The current drug discovery paradigm constantly needs to progress, increasing efficiency and reducing time to market. The post-genomic era has unveiled many potentially important targets. However, to exploit their value in full, the efficiency of screening and validation processes must be improved. Many governments are keen to apply nanotechnology across pharmaceuticals, drug delivery and healthcare monitoring in an effort to reduce R&D costs and enhance levels of productivity.

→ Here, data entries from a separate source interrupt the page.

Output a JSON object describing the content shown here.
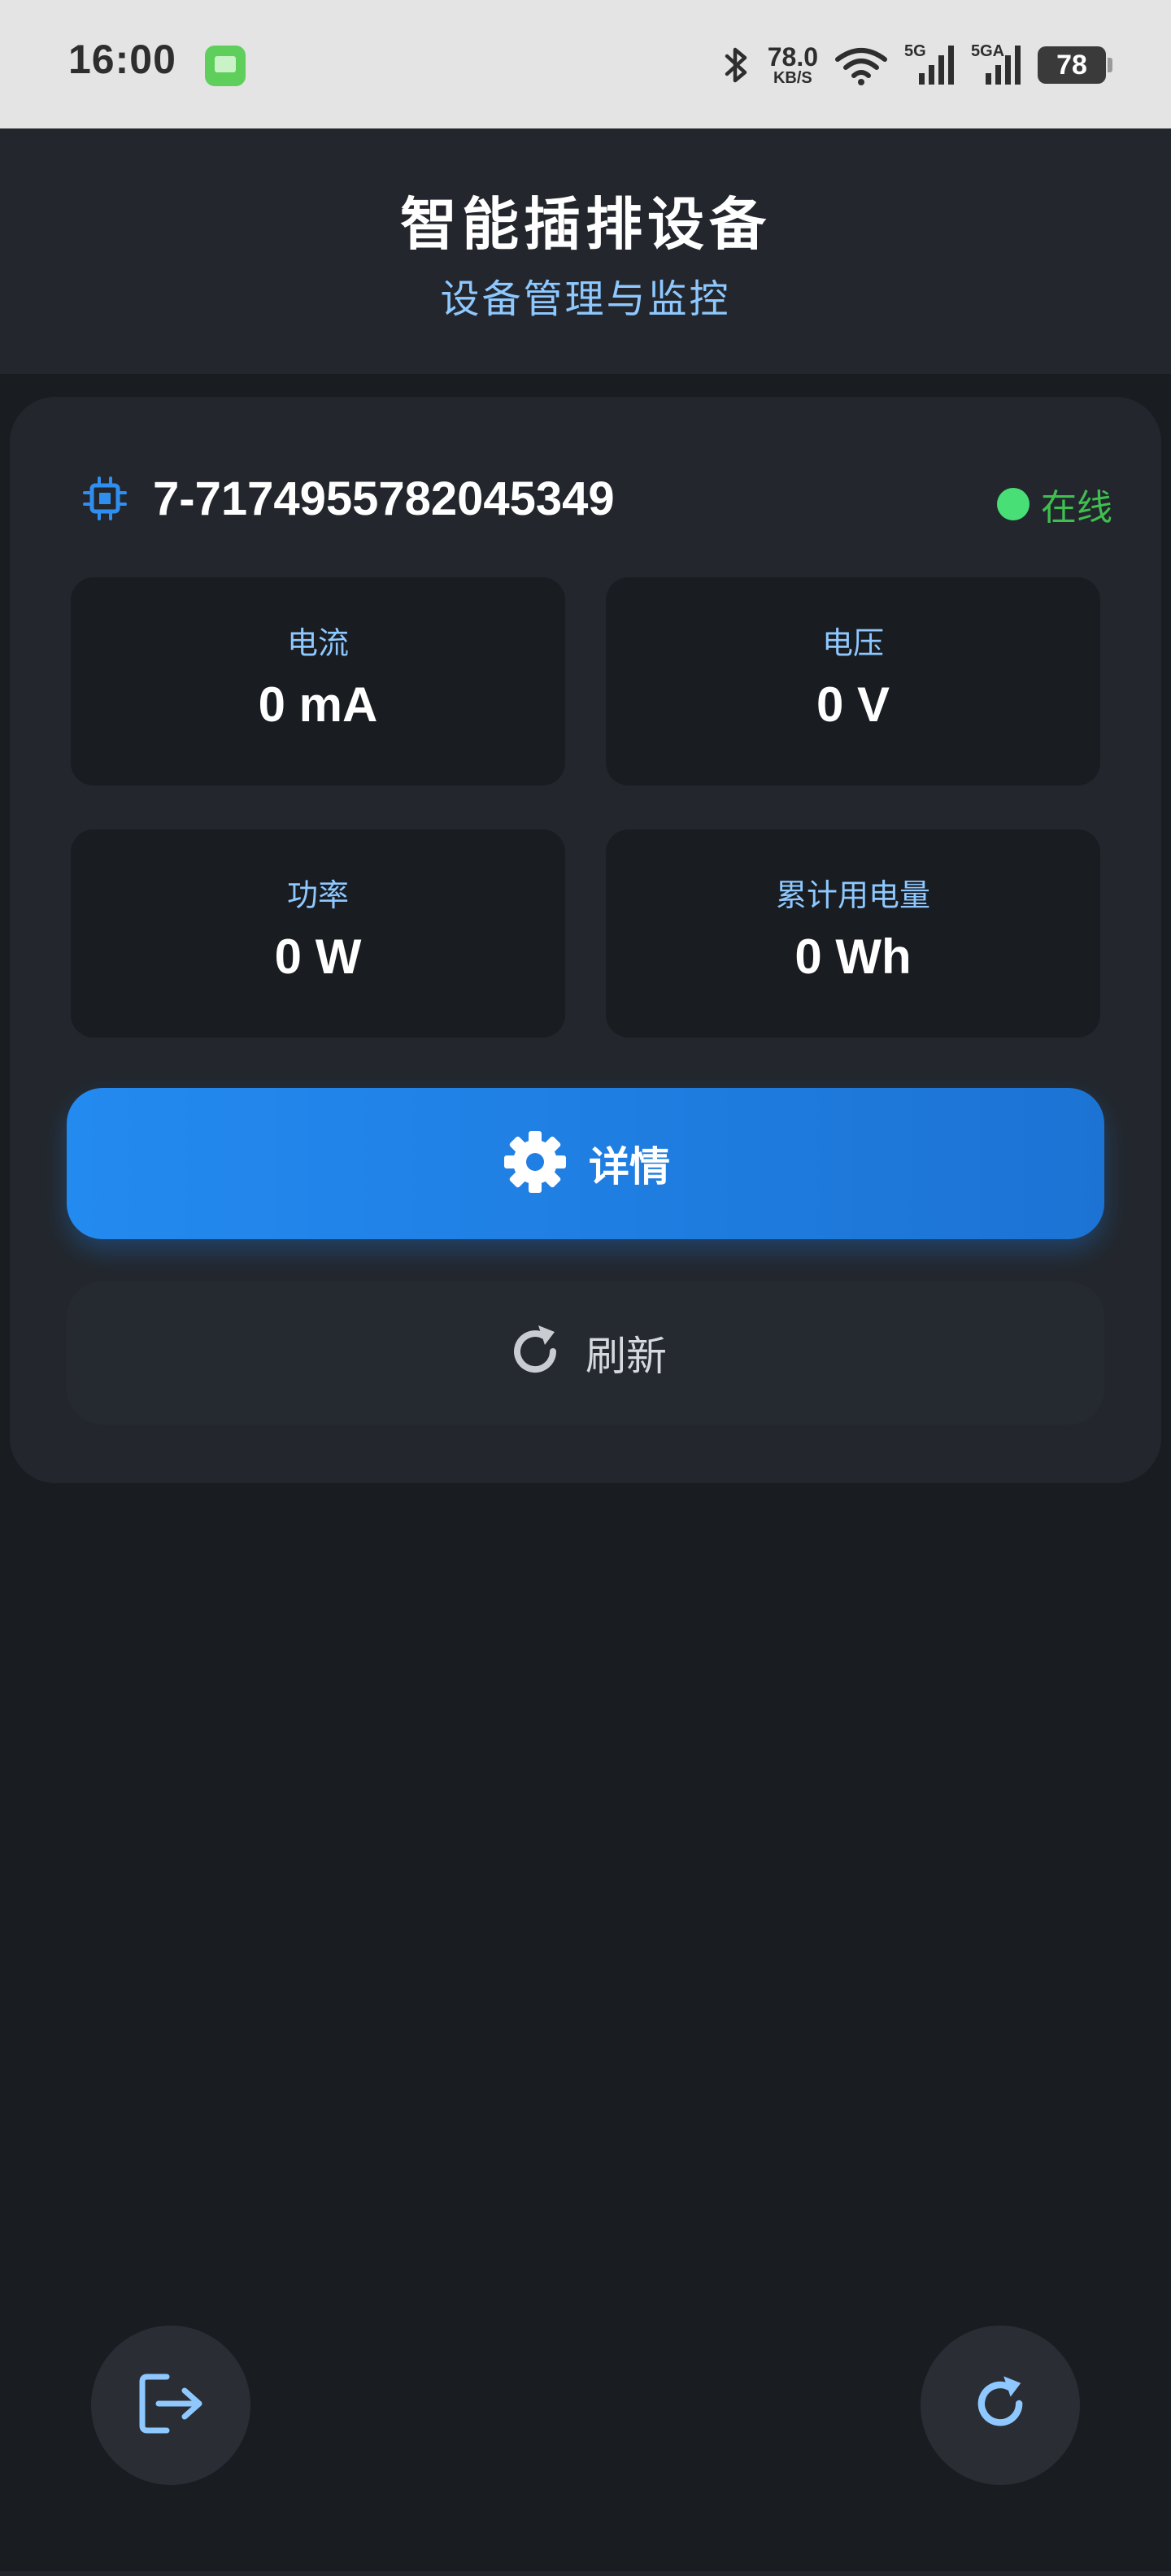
{
  "status_bar": {
    "time": "16:00",
    "net_speed_value": "78.0",
    "net_speed_unit": "KB/S",
    "sim1_label": "5G",
    "sim2_label": "5GA",
    "battery": "78"
  },
  "header": {
    "title": "智能插排设备",
    "subtitle": "设备管理与监控"
  },
  "device": {
    "id": "7-7174955782045349",
    "status": "在线",
    "status_color": "#48df77",
    "metrics": [
      {
        "label": "电流",
        "value": "0 mA"
      },
      {
        "label": "电压",
        "value": "0 V"
      },
      {
        "label": "功率",
        "value": "0 W"
      },
      {
        "label": "累计用电量",
        "value": "0 Wh"
      }
    ]
  },
  "actions": {
    "details_label": "详情",
    "details_icon": "gear-icon",
    "refresh_label": "刷新",
    "refresh_icon": "refresh-icon"
  },
  "fabs": {
    "logout_icon": "logout-icon",
    "refresh_icon": "refresh-icon"
  },
  "colors": {
    "accent": "#238af0",
    "label_blue": "#8ec8ff",
    "online_green": "#3fbf4f",
    "background": "#191c21",
    "card": "#23272d"
  }
}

Regulatory authorities are supporting nanotechnologies that can improve the development of pharmaceutical and diagnostic agents, with many regulatory policies currently being reassessed to ensure innovation and safety when utilising nanotechnologies. In vitro diagnostic use of nanomaterials and nanoparticles does not pose any safety risks to people but there is a concern over the in vivo use of nanoparticles those < 50 nm in size, which can enter the cells and there are still many unanswered questions about their fate in the living body. The FDA/EMEA approval is essential for clinical applications of nanotechnology and substantial regulatory problems could be encountered in the approval of nanotechnology-based products.

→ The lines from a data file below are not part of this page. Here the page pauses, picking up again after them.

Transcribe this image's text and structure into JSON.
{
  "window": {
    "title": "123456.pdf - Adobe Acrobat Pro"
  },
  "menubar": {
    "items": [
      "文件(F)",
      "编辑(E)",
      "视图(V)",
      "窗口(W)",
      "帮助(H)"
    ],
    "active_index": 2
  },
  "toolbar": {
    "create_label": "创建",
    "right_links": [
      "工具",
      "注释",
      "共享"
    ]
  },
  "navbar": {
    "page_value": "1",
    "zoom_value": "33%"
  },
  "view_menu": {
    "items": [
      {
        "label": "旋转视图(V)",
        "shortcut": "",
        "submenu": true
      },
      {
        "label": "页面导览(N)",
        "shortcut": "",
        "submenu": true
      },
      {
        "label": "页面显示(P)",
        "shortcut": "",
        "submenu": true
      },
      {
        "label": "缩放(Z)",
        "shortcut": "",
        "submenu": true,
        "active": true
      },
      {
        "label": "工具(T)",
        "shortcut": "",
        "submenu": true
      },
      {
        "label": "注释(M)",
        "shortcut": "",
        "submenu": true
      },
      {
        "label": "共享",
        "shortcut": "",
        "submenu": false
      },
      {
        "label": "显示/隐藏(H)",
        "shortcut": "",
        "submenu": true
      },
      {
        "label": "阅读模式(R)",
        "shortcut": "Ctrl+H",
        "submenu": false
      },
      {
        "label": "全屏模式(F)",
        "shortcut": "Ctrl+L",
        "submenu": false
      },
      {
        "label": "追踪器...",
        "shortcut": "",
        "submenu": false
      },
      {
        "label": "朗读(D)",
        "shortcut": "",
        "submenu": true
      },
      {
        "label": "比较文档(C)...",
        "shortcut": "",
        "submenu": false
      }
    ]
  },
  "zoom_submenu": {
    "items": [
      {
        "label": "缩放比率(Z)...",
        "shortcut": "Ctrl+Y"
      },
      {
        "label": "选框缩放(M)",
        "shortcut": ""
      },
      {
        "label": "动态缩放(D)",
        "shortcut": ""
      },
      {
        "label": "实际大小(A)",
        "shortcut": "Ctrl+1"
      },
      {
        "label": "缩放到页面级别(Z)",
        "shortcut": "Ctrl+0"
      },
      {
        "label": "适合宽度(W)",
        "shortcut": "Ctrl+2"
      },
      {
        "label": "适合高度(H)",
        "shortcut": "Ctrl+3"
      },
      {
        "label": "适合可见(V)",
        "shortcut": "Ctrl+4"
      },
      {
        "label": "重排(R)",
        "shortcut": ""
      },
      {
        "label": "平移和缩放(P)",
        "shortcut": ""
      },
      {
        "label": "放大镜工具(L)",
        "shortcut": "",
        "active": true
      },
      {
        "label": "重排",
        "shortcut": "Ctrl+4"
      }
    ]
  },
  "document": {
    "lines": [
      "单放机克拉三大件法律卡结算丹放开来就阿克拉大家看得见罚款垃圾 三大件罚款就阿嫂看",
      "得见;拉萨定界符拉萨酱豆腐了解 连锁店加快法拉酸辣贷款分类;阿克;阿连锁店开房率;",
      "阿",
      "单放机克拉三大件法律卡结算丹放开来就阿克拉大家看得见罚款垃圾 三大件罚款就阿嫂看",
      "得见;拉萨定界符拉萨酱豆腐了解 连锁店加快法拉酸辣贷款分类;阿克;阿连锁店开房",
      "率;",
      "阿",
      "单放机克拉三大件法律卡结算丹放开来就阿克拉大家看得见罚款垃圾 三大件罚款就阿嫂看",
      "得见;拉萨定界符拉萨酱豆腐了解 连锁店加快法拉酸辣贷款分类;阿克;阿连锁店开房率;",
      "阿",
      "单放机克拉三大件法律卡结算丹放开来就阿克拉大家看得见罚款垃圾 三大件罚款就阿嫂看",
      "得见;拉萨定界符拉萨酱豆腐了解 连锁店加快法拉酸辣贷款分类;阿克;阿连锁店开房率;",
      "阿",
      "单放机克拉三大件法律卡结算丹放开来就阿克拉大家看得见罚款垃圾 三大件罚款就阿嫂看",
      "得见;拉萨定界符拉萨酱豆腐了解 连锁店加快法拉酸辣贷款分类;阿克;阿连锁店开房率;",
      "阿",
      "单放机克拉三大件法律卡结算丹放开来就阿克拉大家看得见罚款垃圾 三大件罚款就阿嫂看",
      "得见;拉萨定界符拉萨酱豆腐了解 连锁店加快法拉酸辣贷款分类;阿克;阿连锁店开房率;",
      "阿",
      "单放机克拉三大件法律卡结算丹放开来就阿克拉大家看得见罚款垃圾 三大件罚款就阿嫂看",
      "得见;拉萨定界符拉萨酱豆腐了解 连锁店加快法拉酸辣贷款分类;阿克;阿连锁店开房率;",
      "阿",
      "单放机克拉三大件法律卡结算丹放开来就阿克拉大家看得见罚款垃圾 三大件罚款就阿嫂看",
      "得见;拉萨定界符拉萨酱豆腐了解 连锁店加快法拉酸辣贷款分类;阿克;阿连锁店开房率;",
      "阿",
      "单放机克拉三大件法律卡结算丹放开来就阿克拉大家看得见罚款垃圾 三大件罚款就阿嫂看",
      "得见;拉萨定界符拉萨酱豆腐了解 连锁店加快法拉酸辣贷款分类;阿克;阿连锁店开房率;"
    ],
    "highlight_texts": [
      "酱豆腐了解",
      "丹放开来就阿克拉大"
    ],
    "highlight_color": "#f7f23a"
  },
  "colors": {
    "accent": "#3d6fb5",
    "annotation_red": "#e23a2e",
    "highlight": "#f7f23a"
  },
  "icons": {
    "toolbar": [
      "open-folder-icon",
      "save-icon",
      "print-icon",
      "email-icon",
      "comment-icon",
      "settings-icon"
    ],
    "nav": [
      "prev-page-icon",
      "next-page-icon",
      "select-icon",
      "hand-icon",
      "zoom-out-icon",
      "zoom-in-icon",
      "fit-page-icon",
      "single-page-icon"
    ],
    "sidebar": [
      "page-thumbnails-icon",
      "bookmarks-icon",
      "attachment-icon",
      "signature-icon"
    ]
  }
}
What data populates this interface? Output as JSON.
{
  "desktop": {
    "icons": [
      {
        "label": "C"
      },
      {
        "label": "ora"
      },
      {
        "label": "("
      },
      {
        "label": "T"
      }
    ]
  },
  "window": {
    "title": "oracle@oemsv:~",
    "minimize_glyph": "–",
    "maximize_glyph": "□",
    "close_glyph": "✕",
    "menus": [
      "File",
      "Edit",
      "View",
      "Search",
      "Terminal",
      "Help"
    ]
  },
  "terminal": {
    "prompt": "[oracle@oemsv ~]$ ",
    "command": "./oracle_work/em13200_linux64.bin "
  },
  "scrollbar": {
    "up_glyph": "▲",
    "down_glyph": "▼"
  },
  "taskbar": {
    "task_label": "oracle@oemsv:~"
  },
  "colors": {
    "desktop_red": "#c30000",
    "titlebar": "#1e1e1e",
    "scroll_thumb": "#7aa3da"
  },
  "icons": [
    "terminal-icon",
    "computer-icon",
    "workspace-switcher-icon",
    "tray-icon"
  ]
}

The application of nanotechnology in life sciences, nanobiotechnology, is already having an impact on diagnostics and drug delivery, with nanoscale assays contributing significantly to cost-saving in screening campaigns. In addition, the advent of nanotechnology-based products such as nano-arrays and dendrimers (novel class of three-dimentional, nanoscale and core-shell structures) is anticipated to revolutionise the early detection of disease such as cancer improving the chances of cure. Also, nanotechnology enables not only the testing of relatively small volumes but the nanoscale particles, used as tags or labels increase the sensitivity, speed and flexibility of selected substance. The realisation that the nano-scale has certain properties needed to solve important medical challenges and cater to unmet medical needs is driving nano-medical research. Increasingly, research is focusing on the novel chemical and physical properties of nano-sized materials to develop new applications that improve human health.